Find the curvature and torsion of the curve x=acos2t, y=asin2t,z=2asint.

Question

I have tried to use the formula of curvature=|r'×r''|/|r'|^3 but the calculation is too long. Same for torsion too. Then I tried another approach as calculating unit tangent vector by using dr/ds. Then curvature×n=dt/ds but it is also very long and calculative. Provide the calculations too please

Answer 1

Given the curve $\gamma(t)=\left(\cos (2 t),\sin (2 t),2 \sin (t)\right)$, we have the derivatives.
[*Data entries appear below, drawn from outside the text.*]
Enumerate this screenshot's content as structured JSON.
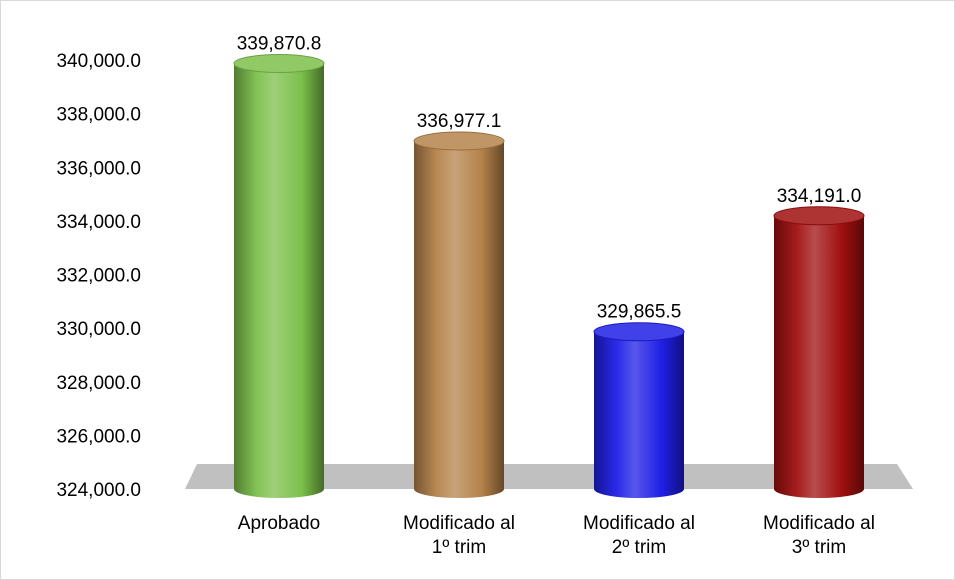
{
  "chart_data": {
    "type": "bar",
    "title": "",
    "xlabel": "",
    "ylabel": "",
    "ylim": [
      324000,
      340000
    ],
    "y_ticks": [
      324000,
      326000,
      328000,
      330000,
      332000,
      334000,
      336000,
      338000,
      340000
    ],
    "y_tick_labels": [
      "324,000.0",
      "326,000.0",
      "328,000.0",
      "330,000.0",
      "332,000.0",
      "334,000.0",
      "336,000.0",
      "338,000.0",
      "340,000.0"
    ],
    "grid": false,
    "legend": "none",
    "categories": [
      [
        "Aprobado"
      ],
      [
        "Modificado al",
        "1º trim"
      ],
      [
        "Modificado al",
        "2º trim"
      ],
      [
        "Modificado al",
        "3º trim"
      ]
    ],
    "values": [
      339870.8,
      336977.1,
      329865.5,
      334191.0
    ],
    "data_labels": [
      "339,870.8",
      "336,977.1",
      "329,865.5",
      "334,191.0"
    ],
    "colors": [
      "#7cc04b",
      "#b5834b",
      "#1f1fe6",
      "#a01010"
    ]
  }
}
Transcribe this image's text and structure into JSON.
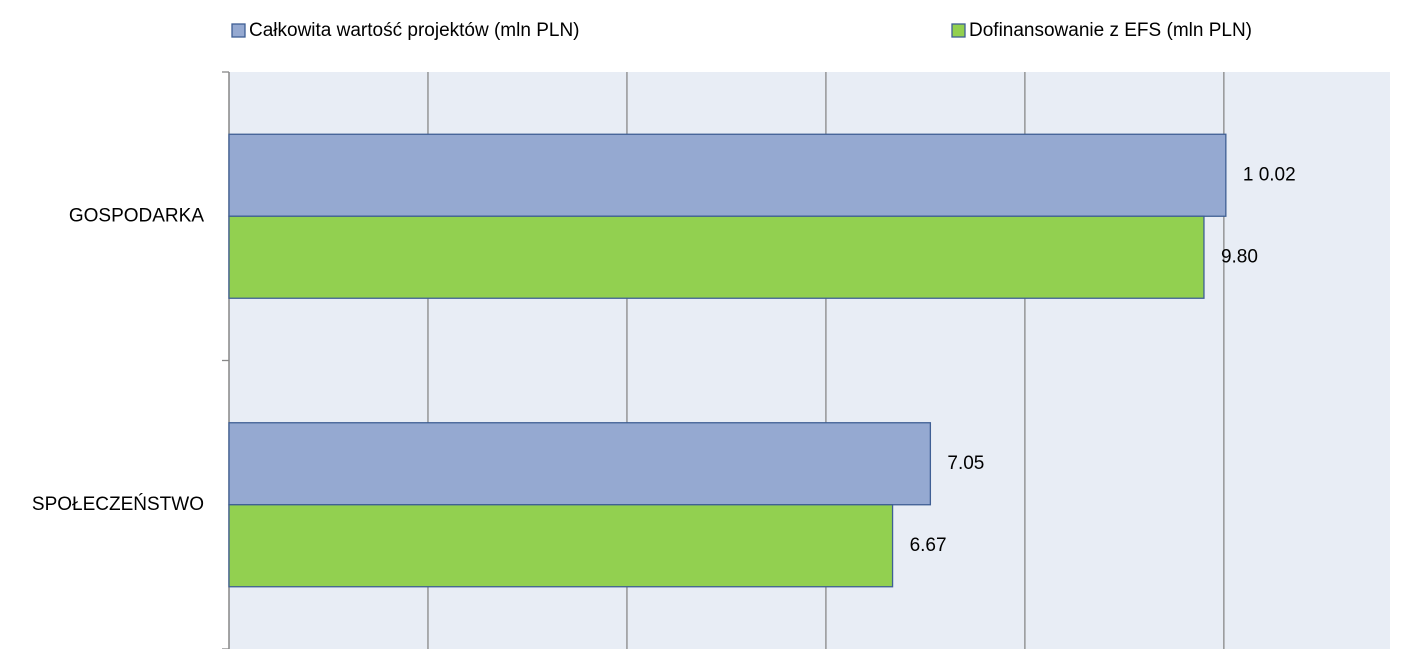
{
  "chart_data": {
    "type": "hbar",
    "categories": [
      "GOSPODARKA",
      "SPOŁECZEŃSTWO"
    ],
    "series": [
      {
        "name": "Całkowita wartość projektów (mln PLN)",
        "color": "#95a9d1",
        "values": [
          10.02,
          7.05
        ],
        "value_labels": [
          "1 0.02",
          "7.05"
        ]
      },
      {
        "name": "Dofinansowanie z EFS (mln PLN)",
        "color": "#92d050",
        "values": [
          9.8,
          6.67
        ],
        "value_labels": [
          "9.80",
          "6.67"
        ]
      }
    ],
    "xlim": [
      0,
      11.67
    ],
    "xticks": [
      0,
      2,
      4,
      6,
      8,
      10
    ],
    "grid": true,
    "legend": "top"
  }
}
$ \gamma'(t)=\left(-2 a \sin (2 t),2 a \cos (2 t),2 a \cos (t)\right)\\ \gamma''(t)=\left(-4 a \cos (2 t),-4 a \sin (2 t),-2 a \sin (t)\right)\\ \gamma'''(t)=\left(8 a \sin (2 t),-8 a \cos (2 t),-2 a \cos (t)\right) $

$$\kappa(t) =\frac {\|{\boldsymbol {\gamma }}'\times {\boldsymbol {\gamma }}''\|}{\|{\boldsymbol {\gamma }}'\|^{3}}$$

$$\gamma '\times \gamma ''=\left(2 a^2 (3 \sin (t)+\sin (3 t)),-8 a^2 \cos ^3(t),8 a^2\right)$$

$$\|{\boldsymbol {\gamma }}'\times {\boldsymbol {\gamma }}''\|=2 \sqrt{2} a^2 \sqrt{3 \cos (2 t)+13}$$

$$\|{\boldsymbol {\gamma }}'\|^{3}=2 \sqrt{2} \left(a^2 (\cos (2 t)+3)\right)^{3/2}$$ $$\kappa=\frac{\sqrt{3 \cos (2 t)+13}}{a (\cos (2 t)+3)^{3/2}}$$

$$\tau ={\frac {\det \left(\gamma',\gamma'',\gamma'''\right)}{\left\|\gamma'\times\gamma''\right\|^{2}}}$$

$$\det\left(\gamma',\gamma'',\gamma'''\right)=\det\left| \begin{array}{lll} -2 a \sin (2 t) & 2 a \cos (2 t) & 2 a \cos (t) \\ -4 a \cos (2 t) & -4 a \sin (2 t) & -2 a \sin (t) \\ 8 a \sin (2 t) & -8 a \cos (2 t) & -2 a \cos (t) \\ \end{array} \right| =48 a^3 \cos (t)$$

$$\left\|\gamma'\times\gamma''\right\|^{2}=8 a^4 (3 \cos (2 t)+13)$$

$$\tau=\frac{6 \cos (t)}{3 a \cos (2 t)+13 a}$$